Peripheral blood is practically never affected and bone marrow involvement is rather rare in this type of B-cell neoplasms. Whether bone marrow is affected or not, centroblastic variant is the most common variant in diffuse large B-cell lymphoma (DLBCL), not otherwise specified. Centroblasts are medium-sized (red arrow) to large (green arrows) lymphoid cells with oval to round nuclei containing fine chromatin. Usually, there are two to four nuclear membrane-bound nucleoli. The cytoplasm is usually scanty and moderately basophilic; in some cells, vacuolisation can also occur (yellow arrows).
Tumour cells can be different in their morphology. Some of them have the appearance of blasts with fine nuclear chromatin and a high nuclear-cytoplasmic ratio (green arrows); other pathological cells (red arrows) are smaller, with more mature chromatin and hardly visible vesicular nucleoli, but still with a high nuclear-cytoplasmic ratio. In cells with well-defined nucleoli, these nucleoli are located at the periphery of nucleus.

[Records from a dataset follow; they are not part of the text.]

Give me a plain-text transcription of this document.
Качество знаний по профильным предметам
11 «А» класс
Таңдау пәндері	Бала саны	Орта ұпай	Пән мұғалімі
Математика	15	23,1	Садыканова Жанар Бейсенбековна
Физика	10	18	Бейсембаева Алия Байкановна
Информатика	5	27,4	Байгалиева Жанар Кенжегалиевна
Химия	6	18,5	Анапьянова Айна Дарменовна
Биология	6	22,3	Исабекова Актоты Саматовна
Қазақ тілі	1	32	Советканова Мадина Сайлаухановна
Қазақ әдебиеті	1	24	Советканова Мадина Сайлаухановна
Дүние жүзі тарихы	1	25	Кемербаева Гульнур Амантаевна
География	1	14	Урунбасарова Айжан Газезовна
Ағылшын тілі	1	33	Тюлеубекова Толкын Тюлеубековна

Tumour cells must be distinguished from erythroid precursors. Unlike the proerythroblast (red arrow), the centroblast (green arrow) has a different structure of chromatin, less basophilic cytoplasm and rather light nucleoli, which are located close to the nucleus outline.
Bone marrow involvement can be monomorphic like in this case, where tumour cells mostly have the appearance of centroblasts (more than 90% of tumour cells). In most cases, however, the tumour is polymorphic with an admixture of of centroblasts and immunoblasts (i.e., centroblasts account for less than 90% of tumour cells).